Never did I think I was participating. Not really. I am a good person. I speak out when I witness people around me being hurt. Funny thing was I did not really realize until the last ten years or so how most of my life I lived in white middle class societies where it was quite the big deal if there was a couple of black people in our schools. I simply did  not see. I was not educated and I had many veils over my eyes....I was too sheltered and self absorbed to look at the big picture beyond my own personal experience and pain.

...and then my daughter's started growing up. I began changing and started feeling unsettled in these towns. I was also a single mom and I needed to find affordable housing...something not too accessible in these nice quaint towns and rural settings....so I moved to the city.

This is truly when I began to see truth, hear truth, and know truth.

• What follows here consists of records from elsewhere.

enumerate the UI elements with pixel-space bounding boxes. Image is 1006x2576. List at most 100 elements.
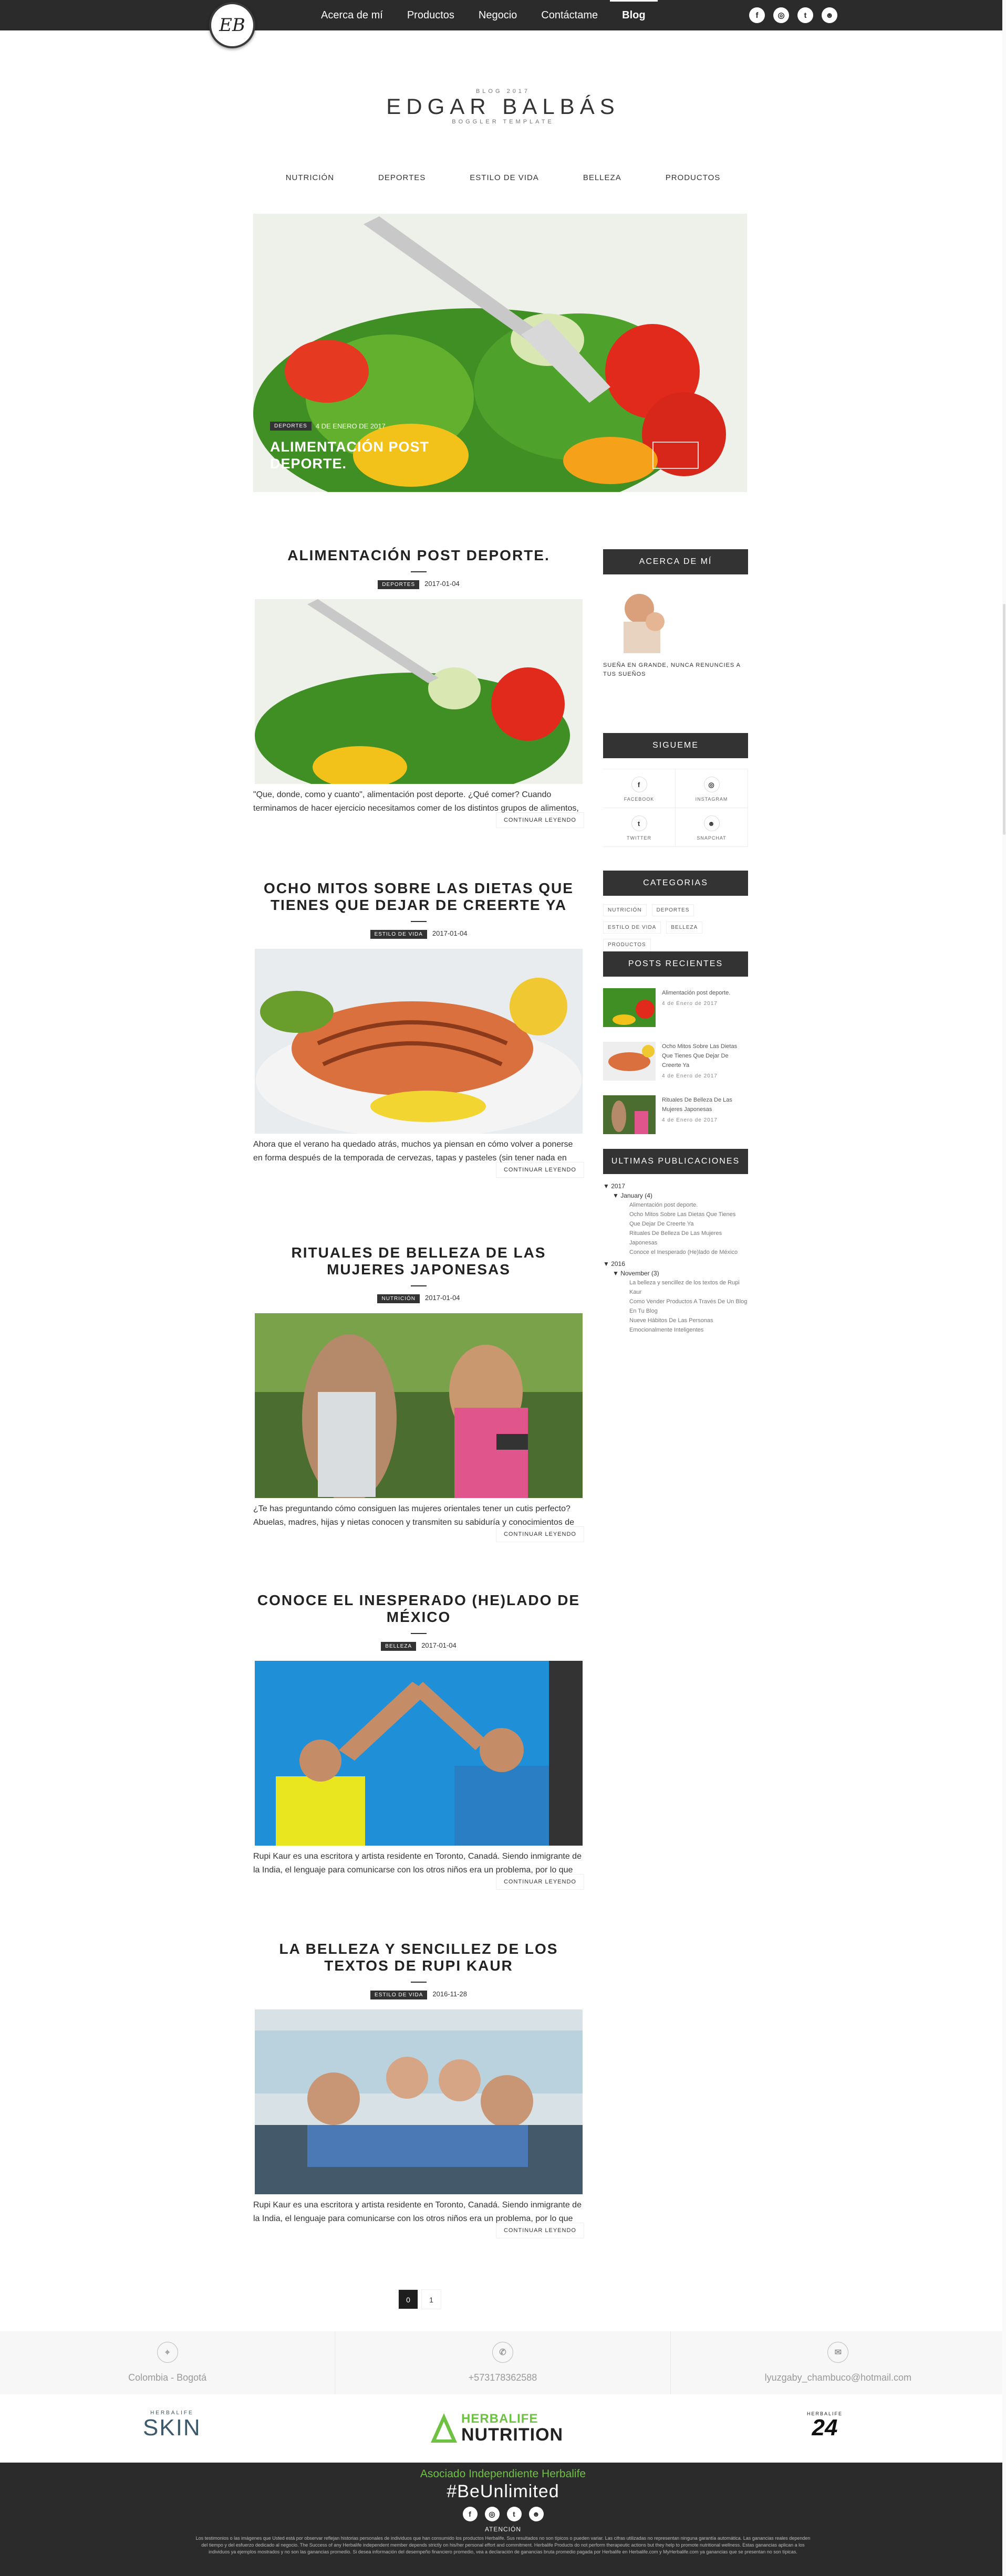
- brand-block: BLOG 2017 EDGAR BALBÁS BOGGLER TEMPLATE: [0, 88, 1006, 125]
- archive-year[interactable]: ▼ 2016: [603, 1259, 748, 1269]
- post-title[interactable]: RITUALES DE BELLEZA DE LAS MUJERES JAPON…: [253, 1244, 584, 1278]
- post-date: 2017-01-04: [421, 1641, 457, 1649]
- hero-tag[interactable]: DEPORTES: [270, 422, 312, 431]
- nutrition-logo-text: NUTRITION: [461, 2425, 564, 2445]
- post-image[interactable]: [255, 1313, 583, 1498]
- follow-label: FACEBOOK: [624, 797, 655, 802]
- archive-post[interactable]: Conoce el Inesperado (He)lado de México: [603, 1248, 748, 1257]
- post-image[interactable]: [255, 1661, 583, 1846]
- twitter-icon[interactable]: t: [797, 7, 813, 23]
- archive-post[interactable]: Rituales De Belleza De Las Mujeres Japon…: [603, 1229, 748, 1248]
- category-tag[interactable]: ESTILO DE VIDA: [603, 922, 661, 934]
- post-tag[interactable]: ESTILO DE VIDA: [370, 1991, 428, 1999]
- post-date: 2017-01-04: [425, 1294, 460, 1302]
- featured-slider[interactable]: DEPORTES 4 DE ENERO DE 2017 ALIMENTACIÓN…: [253, 214, 747, 492]
- page-button[interactable]: 0: [398, 2289, 418, 2309]
- recent-title: Rituales De Belleza De Las Mujeres Japon…: [662, 1097, 732, 1113]
- sidebar-heading: ACERCA DE MÍ: [603, 549, 748, 574]
- follow-twitter[interactable]: t TWITTER: [603, 808, 676, 847]
- sidebar-recent: POSTS RECIENTES Alimentación post deport…: [603, 951, 748, 1149]
- nav-item-about[interactable]: Acerca de mí: [309, 0, 395, 30]
- slider-control[interactable]: [652, 442, 699, 469]
- top-navbar: Acerca de mí Productos Negocio Contáctam…: [0, 0, 1006, 30]
- footer-hashtag: #BeUnlimited: [447, 2481, 559, 2501]
- archive-month[interactable]: ▼ November (3): [603, 1269, 748, 1278]
- recent-thumb: [603, 1042, 656, 1081]
- post-image[interactable]: [255, 949, 583, 1134]
- nutrition-logo-top: HERBALIFE: [461, 2412, 538, 2426]
- nav-item-business[interactable]: Negocio: [466, 0, 529, 30]
- brand-name[interactable]: EDGAR BALBÁS: [0, 95, 1006, 119]
- page-button[interactable]: 1: [421, 2289, 441, 2309]
- post-title[interactable]: CONOCE EL INESPERADO (HE)LADO DE MÉXICO: [253, 1592, 584, 1626]
- post-tag[interactable]: NUTRICIÓN: [377, 1294, 420, 1303]
- archive-post[interactable]: Como Vender Productos A Través De Un Blo…: [603, 1297, 748, 1316]
- post-title[interactable]: ALIMENTACIÓN POST DEPORTE.: [253, 547, 584, 564]
- recent-date: 4 de Enero de 2017: [662, 1073, 718, 1079]
- top-social-links: f ◎ t ☻: [749, 7, 837, 23]
- skin-logo-text: SKIN: [143, 2415, 201, 2441]
- category-tag[interactable]: DEPORTES: [651, 904, 694, 916]
- post-image[interactable]: [255, 2009, 583, 2194]
- archive-year[interactable]: ▼ 2017: [603, 1181, 748, 1191]
- post-date: 2017-01-04: [424, 580, 460, 588]
- post-card: OCHO MITOS SOBRE LAS DIETAS QUE TIENES Q…: [253, 880, 584, 1178]
- facebook-icon: f: [631, 777, 647, 792]
- recent-post[interactable]: Alimentación post deporte. 4 de Enero de …: [603, 988, 748, 1042]
- snapchat-icon[interactable]: ☻: [528, 2507, 544, 2521]
- follow-snapchat[interactable]: ☻ SNAPCHAT: [676, 808, 748, 847]
- archive-post[interactable]: Nueve Hábitos De Las Personas Emocionalm…: [603, 1316, 748, 1335]
- snapchat-icon: ☻: [703, 815, 720, 831]
- category-tag[interactable]: BELLEZA: [666, 922, 703, 934]
- contact-phone[interactable]: ✆ +573178362588: [335, 2331, 671, 2394]
- twitter-icon[interactable]: t: [506, 2507, 522, 2521]
- catnav-belleza[interactable]: BELLEZA: [561, 173, 644, 182]
- archive-month[interactable]: ▼ January (4): [603, 1191, 748, 1200]
- site-footer: Asociado Independiente Herbalife #BeUnli…: [0, 2463, 1006, 2576]
- catnav-productos[interactable]: PRODUCTOS: [644, 173, 743, 182]
- recent-title: Ocho Mitos Sobre Las Dietas Que Tienes Q…: [662, 1043, 738, 1069]
- recent-date: 4 de Enero de 2017: [662, 1001, 718, 1007]
- archive-post[interactable]: Ocho Mitos Sobre Las Dietas Que Tienes Q…: [603, 1210, 748, 1229]
- post-tag[interactable]: DEPORTES: [378, 580, 420, 589]
- nav-item-products[interactable]: Productos: [395, 0, 466, 30]
- herbalife-skin-logo: HERBALIFE SKIN: [143, 2410, 201, 2440]
- nav-item-blog[interactable]: Blog: [610, 0, 658, 30]
- snapchat-icon[interactable]: ☻: [822, 7, 837, 23]
- contact-email[interactable]: ✉ lyuzgaby_chambuco@hotmail.com: [671, 2331, 1006, 2394]
- follow-facebook[interactable]: f FACEBOOK: [603, 769, 676, 808]
- catnav-deportes[interactable]: DEPORTES: [356, 173, 448, 182]
- category-tag[interactable]: NUTRICIÓN: [603, 904, 647, 916]
- archive-post[interactable]: La belleza y sencillez de los textos de …: [603, 1278, 748, 1297]
- pagination: 0 1: [398, 2289, 441, 2309]
- post-tag[interactable]: ESTILO DE VIDA: [370, 930, 427, 939]
- scrollbar-thumb[interactable]: [1003, 604, 1005, 835]
- page-scrollbar[interactable]: [1002, 0, 1006, 2576]
- sidebar-follow: SIGUEME f FACEBOOK ◎ INSTAGRAM t TWITTER ☻ S…: [603, 733, 748, 847]
- brand-logos: HERBALIFE SKIN HERBALIFE NUTRITION HERBA…: [0, 2394, 1006, 2463]
- post-tag[interactable]: BELLEZA: [381, 1642, 417, 1651]
- post-card: CONOCE EL INESPERADO (HE)LADO DE MÉXICO …: [253, 1592, 584, 1890]
- post-image[interactable]: [255, 599, 583, 784]
- herbalife24-logo: HERBALIFE 24: [807, 2411, 843, 2439]
- hero-title[interactable]: ALIMENTACIÓN POST DEPORTE.: [270, 438, 438, 472]
- archive-post[interactable]: Alimentación post deporte.: [603, 1200, 748, 1210]
- catnav-nutricion[interactable]: NUTRICIÓN: [264, 173, 356, 182]
- catnav-estilo[interactable]: ESTILO DE VIDA: [448, 173, 561, 182]
- category-tag[interactable]: PRODUCTOS: [603, 939, 651, 951]
- post-title[interactable]: LA BELLEZA Y SENCILLEZ DE LOS TEXTOS DE …: [253, 1941, 584, 1974]
- post-excerpt: "Que, donde, como y cuanto", alimentació…: [253, 790, 579, 813]
- site-logo[interactable]: EB: [209, 2, 255, 48]
- recent-post[interactable]: Ocho Mitos Sobre Las Dietas Que Tienes Q…: [603, 1042, 748, 1095]
- nav-item-contact[interactable]: Contáctame: [529, 0, 610, 30]
- facebook-icon[interactable]: f: [462, 2507, 478, 2521]
- recent-post[interactable]: Rituales De Belleza De Las Mujeres Japon…: [603, 1095, 748, 1149]
- post-title[interactable]: OCHO MITOS SOBRE LAS DIETAS QUE TIENES Q…: [253, 880, 584, 914]
- post-date: 2017-01-04: [432, 929, 468, 937]
- main-nav: Acerca de mí Productos Negocio Contáctam…: [309, 0, 658, 30]
- instagram-icon[interactable]: ◎: [484, 2507, 500, 2521]
- instagram-icon[interactable]: ◎: [773, 7, 789, 23]
- leaf-icon: [431, 2413, 457, 2443]
- facebook-icon[interactable]: f: [749, 7, 765, 23]
- follow-instagram[interactable]: ◎ INSTAGRAM: [676, 769, 748, 808]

I started listening and paying attention.The young people have a lot to teach us. In my experience the young people are the ones beginning to take action, create change, speak their truth out loud. They are teaching me and I am waking up. I am learning. A little every day. Now it is time to share truth.

Today I asked myself how I can be more of an ally in my own little piece of the world. I am not an "activist" so to speak. I just want to act.  I began doing research and came across this article that expanded my knowledge a little bit more and gave me a tool kit of the things I can do in my every day life.

http://www.scn.org/friends/ally.html

Some days I do speak out....against a racist "joke" or phrase that is disrepectful. I share what I see and hear about some act of injustice or racism. I don't feel like there is a lot I can do from where I am in my life right now, but I do know a little might go a long way...especially if we all did our little bit every day.

Just a little.

I know it may be inappropriate in some way to say "All Lives Matter" but to me they simply do. Right now though it is about the violence and injustice against the black people that is very evident and today that is the place I speak from.

Black Lives matter.

It continues to be a learning experience for me as I learn what language is supportive. How we speak matters. As I grow and learn I only hope to speak in respectful ways towards all people.

We are all connected.

We are all from the same Source. All of us.

We are ALL Divine Beings.

Lets start treating each other as such.